L’agriculture n’est pas seulement une activité économique : elle façonne nos paysages, notre histoire et notre qualité de vie. Le Diagnostic d’Objectif Agricole et Sylvicole (DOCOBAS) mené par la commune a révélé un potentiel exceptionnel, mais aussi des défis majeurs à relever collectivement pour préserver et développer ce patrimoine vivant.
Un territoire riche… mais sous pression
Avec 1 188 hectares aujourd’hui exploités, une diversité remarquable d’élevages, de cultures, de vergers et d’oliveraies, et des productions reconnues par plusieurs AOP (Brocciu, Huile d’olive de Corse, charcuterie, vin…), notre commune possède une base agricole solide.
Mais la pression foncière, l’abandon progressif d’espaces autrefois cultivés et le morcellement du foncier rendent difficile l’installation de nouveaux agriculteurs et l’agrandissement des exploitations.
Le diagnostic a ainsi identifié plus de 1 169 hectares d’espaces stratégiques agricoles (ESA) et 800 hectares d’espaces ressources pour le pastoralisme et l’arboriculture (ERPAT), dont une partie encore disponible mais non mobilisée. Restaurer l’accès à ces terres est une priorité pour garantir l’avenir agricole du territoire.
L’eau, un enjeu vital pour nos cultures
Le DOCOBAS montre que 65 hectares sont actuellement irrigués, alors que 705 hectares pourraient l’être autour du réseau d’eau brute, constituant notamment un support à l’implantation de poteaux incendie qui augmenterait la capacité de défense de notre commune.
Les retours des exploitants sont unanimes : l’irrigation permet d’augmenter fortement les rendements, d’assurer la qualité et d’adapter les exploitations aux sécheresses de plus en plus fréquentes.
La modernisation et l’extension du réseau d’irrigation, déjà engagées avec l’Office d’Equipement Hydraulique de Corse (OEHC), constituent un levier central pour pérenniser les exploitations et diversifier les productions. A ce jour, les extensions programmées de Litre, Navarellu, Magliolacciu et Binettu ont déjà été réalisées et sont d’ores-et-déjà opérationnelles. Il restera à réaliser l’antenne de Ficuccia/Sapara Castrata.
Des espaces ouverts pour protéger les villages et accueillir de nouvelles activités
Notre territoire présente un risque incendie important. L’étude confirme que l’agriculture et le pastoralisme jouent un rôle majeur pour maintenir des zones ouvertes, limiter la propagation du feu et protéger les villages.
L’ouverture de nouveaux secteurs à la mise en culture – notamment autour de Lanciatu et Sapara Castrata – permettrait à la fois de soutenir de nouvelles installations agricoles et de renforcer la sécurité du territoire.
Valoriser la sylviculture
Avec près de 200 hectares de suberaies identifiés, la commune dispose d’un potentiel forestier remarquable.
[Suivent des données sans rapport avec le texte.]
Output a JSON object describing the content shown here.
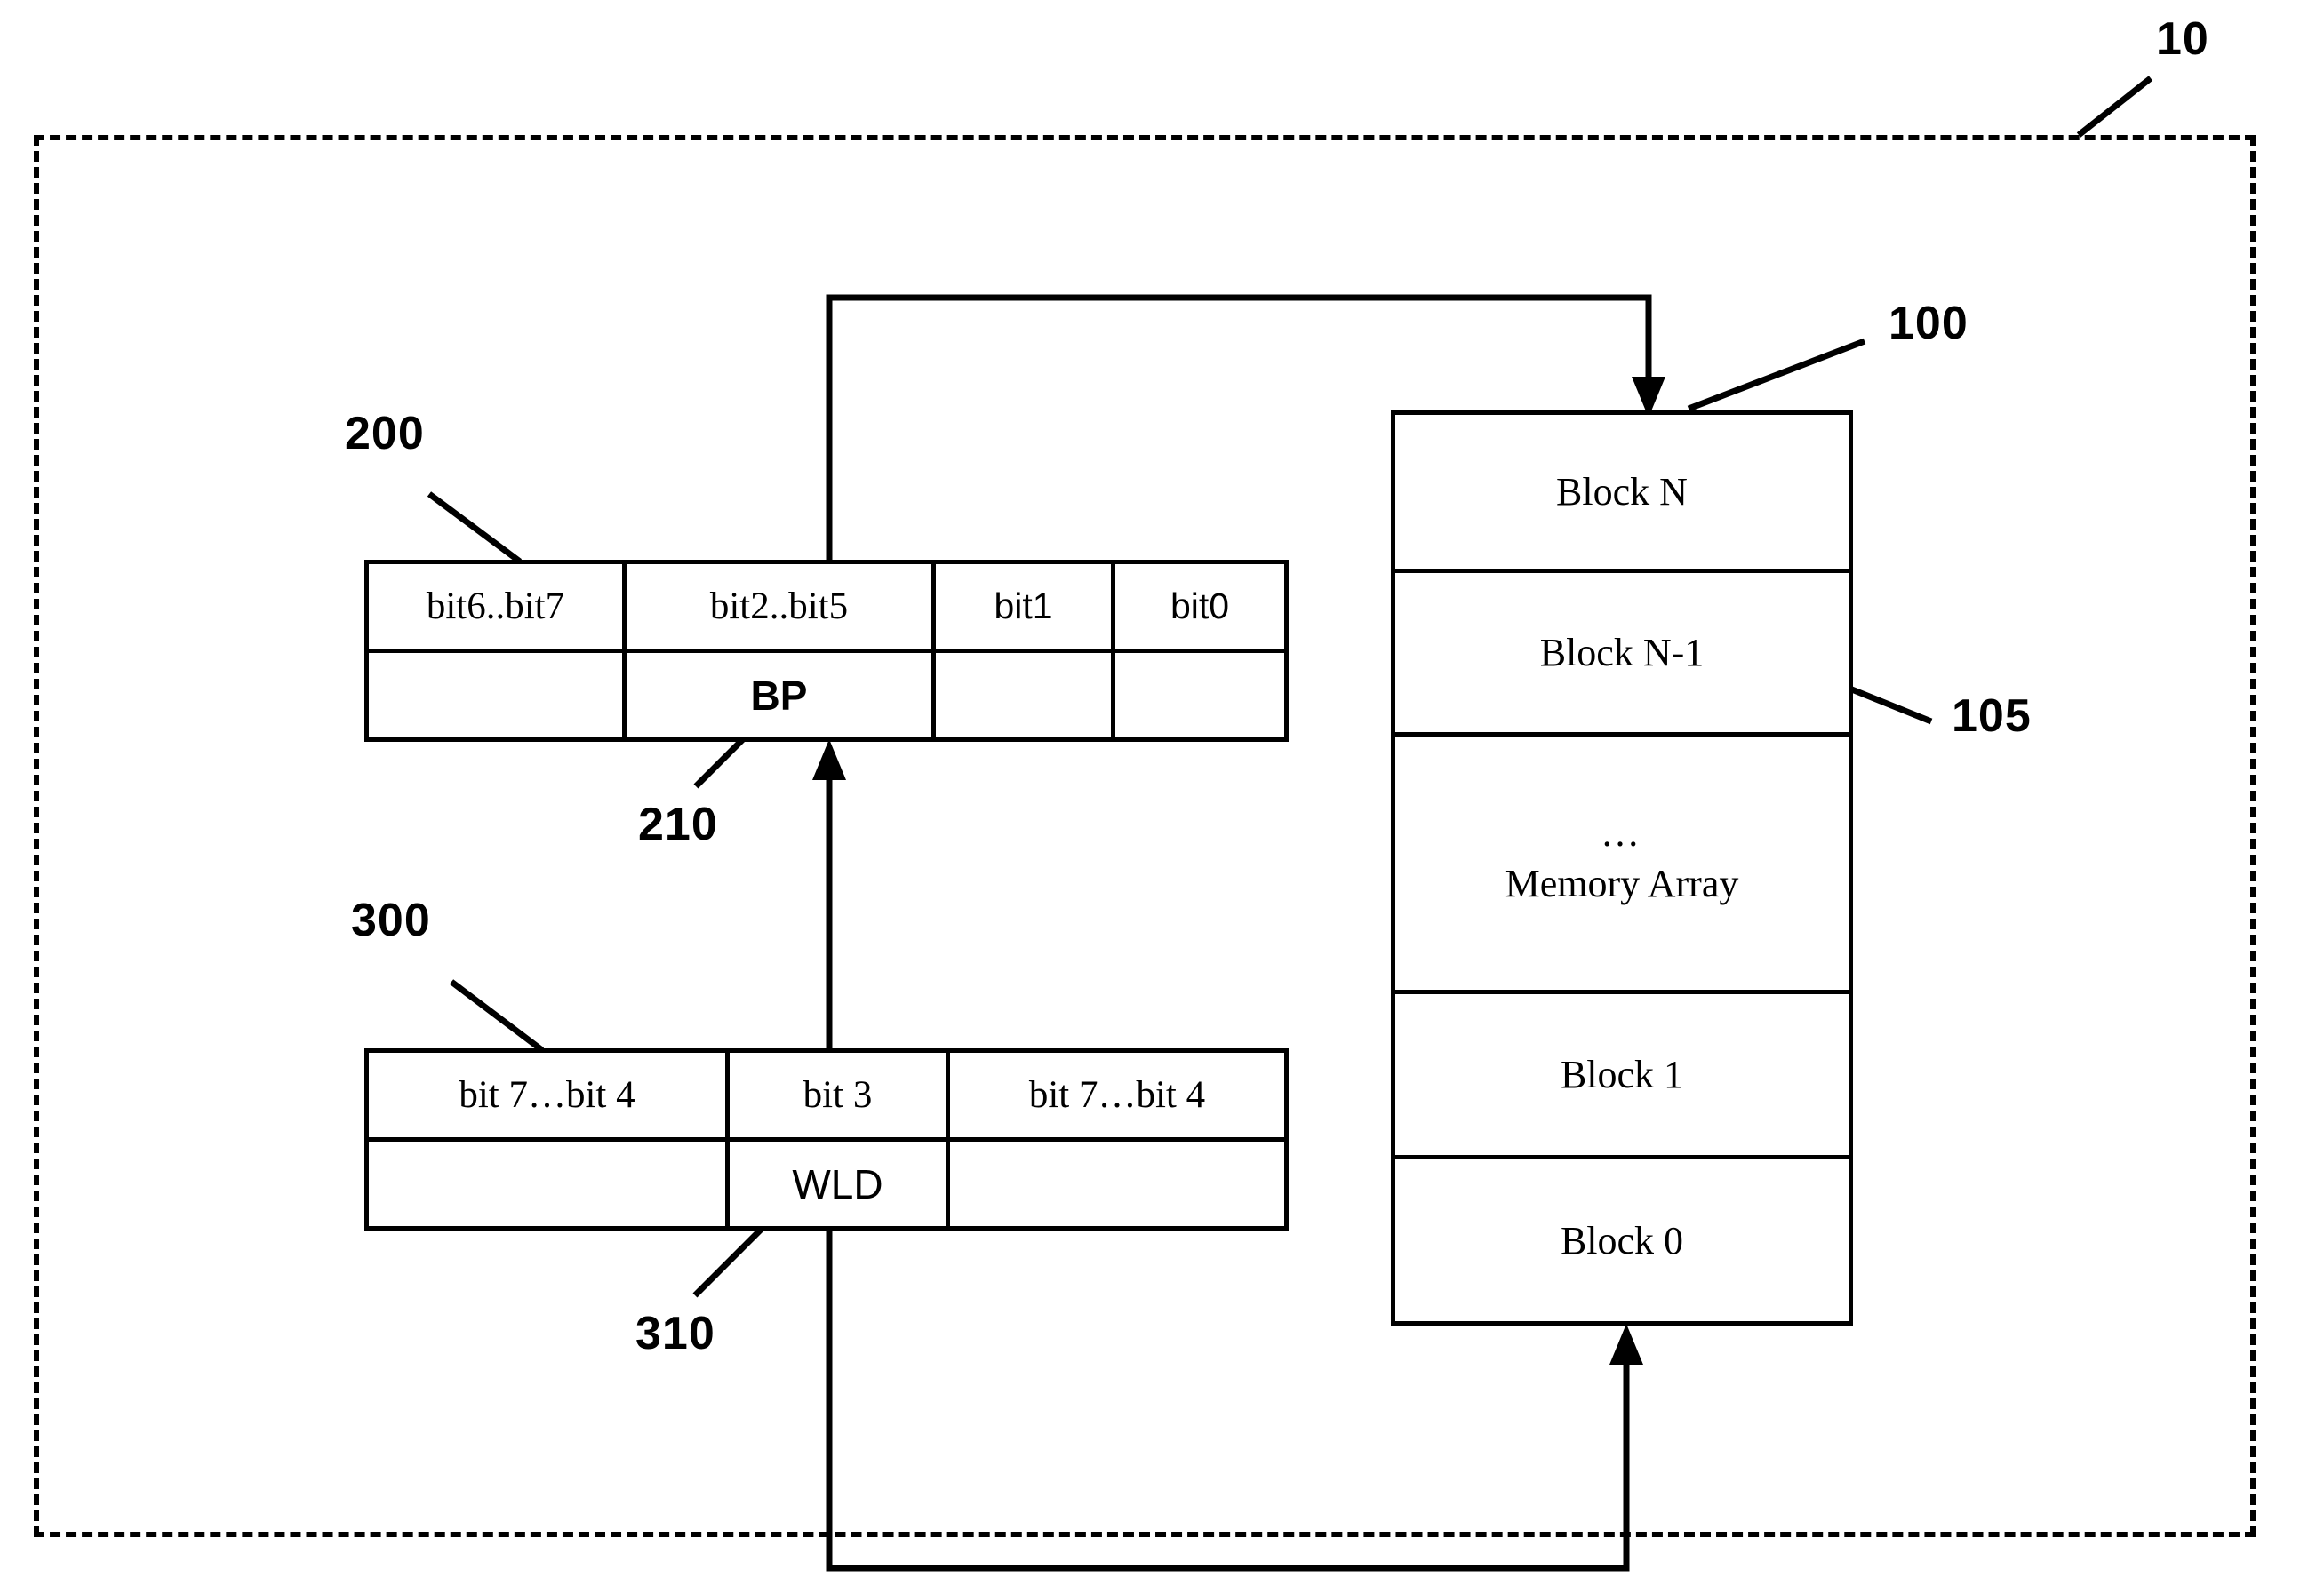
{
  "figure": {
    "enclosure_ref": "10",
    "memory_device_ref": "100",
    "block_ref": "105",
    "register_200_ref": "200",
    "bp_ref": "210",
    "register_300_ref": "300",
    "wld_ref": "310"
  },
  "register_200": {
    "top_row": [
      "bit6..bit7",
      "bit2..bit5",
      "bit1",
      "bit0"
    ],
    "bottom_row": [
      "",
      "BP",
      "",
      ""
    ]
  },
  "register_300": {
    "top_row": [
      "bit 7…bit 4",
      "bit 3",
      "bit 7…bit 4"
    ],
    "bottom_row": [
      "",
      "WLD",
      ""
    ]
  },
  "memory_array": {
    "blocks": [
      {
        "label": "Block N",
        "dots": ""
      },
      {
        "label": "Block N-1",
        "dots": ""
      },
      {
        "label": "Memory Array",
        "dots": "…"
      },
      {
        "label": "Block 1",
        "dots": ""
      },
      {
        "label": "Block 0",
        "dots": ""
      }
    ]
  },
  "colors": {
    "line": "#000000",
    "background": "#ffffff"
  }
}
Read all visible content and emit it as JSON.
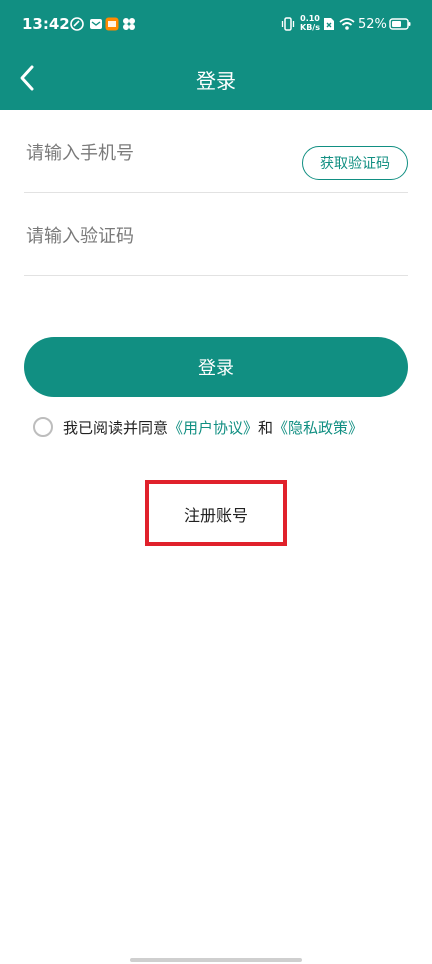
{
  "status_bar": {
    "time": "13:42",
    "network_speed_top": "0.10",
    "network_speed_bottom": "KB/s",
    "battery_percent": "52%"
  },
  "header": {
    "title": "登录"
  },
  "form": {
    "phone_placeholder": "请输入手机号",
    "get_code_label": "获取验证码",
    "code_placeholder": "请输入验证码",
    "login_label": "登录",
    "agreement_prefix": "我已阅读并同意",
    "user_agreement": "《用户协议》",
    "and_text": "和",
    "privacy_policy": "《隐私政策》",
    "register_label": "注册账号"
  },
  "colors": {
    "primary": "#118f82",
    "highlight_box": "#e0212b"
  }
}
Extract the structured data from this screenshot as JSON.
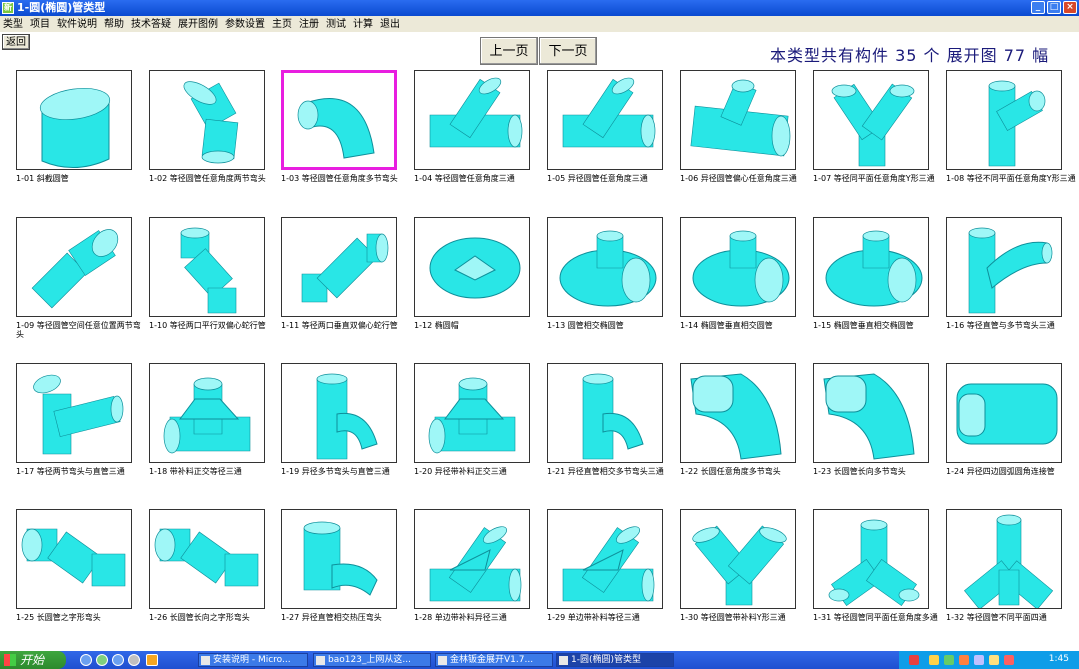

Redonner vie à la transhumance
Le diagnostic met en lumière la richesse pastorale du massif de Cagna où subsistent d’anciennes bergeries, des sources et des parcours d’estive.
Réhabiliter le sentier de transhumance, restaurer les points d’eau et rouvrir les milieux permettraient de redynamiser cette pratique traditionnelle, essentielle à la fois pour l’élevage, la biodiversité et l’identité du territoire.
Cultiver local, manger local : le cercle vertueux des circuits courts
Nous voulons construire un territoire vivant et fidèle à son identité rurale, tout en étant ouvert sur l’avenir et respectueux de ses ressources naturelles. Cette ambition s’appuie sur la diversification des activités agricoles et artisanales, ainsi que sur la valorisation des productions locales, afin de renforcer l’autonomie du territoire, soutenir nos savoir faire et préserver la richesse de notre patrimoine naturel.
Ces projets devront respecter les terres agricoles et générer des retombées économiques locales.
Vers une agriculture qui rassemble
Nous souhaitons favoriser l’agrivoltaïsme, c’est-à-dire l’installation des panneaux photovoltaïques sur des structures agricoles afin de soutenir et améliorer l’activité agricole, et non de la remplacer. L’objectif est de produire une énergie renouvelable tout en offrant des bénéfices directs aux cultures ou aux élevages – protection contre les aléas climatiques, amélioration du confort animal, optimisation des rendements – dans une logique où l’agriculture reste la priorité et l’énergie un atout supplémentaire au service du territoire.
Le DOCOBAS a tracé un cap clair : protéger nos terres, soutenir nos agriculteurs, sécuriser l’accès à l’eau, restaurer les pratiques traditionnelles, préparer l’avenir climatique et faire de Pianottoli Caldarello un territoire agricole fort, diversifié et durable.
Notre projet se fonde donc sur la connaissance fine de notre territoire et sur la volonté partagée de bâtir une ruralité vivante, fière et résiliente.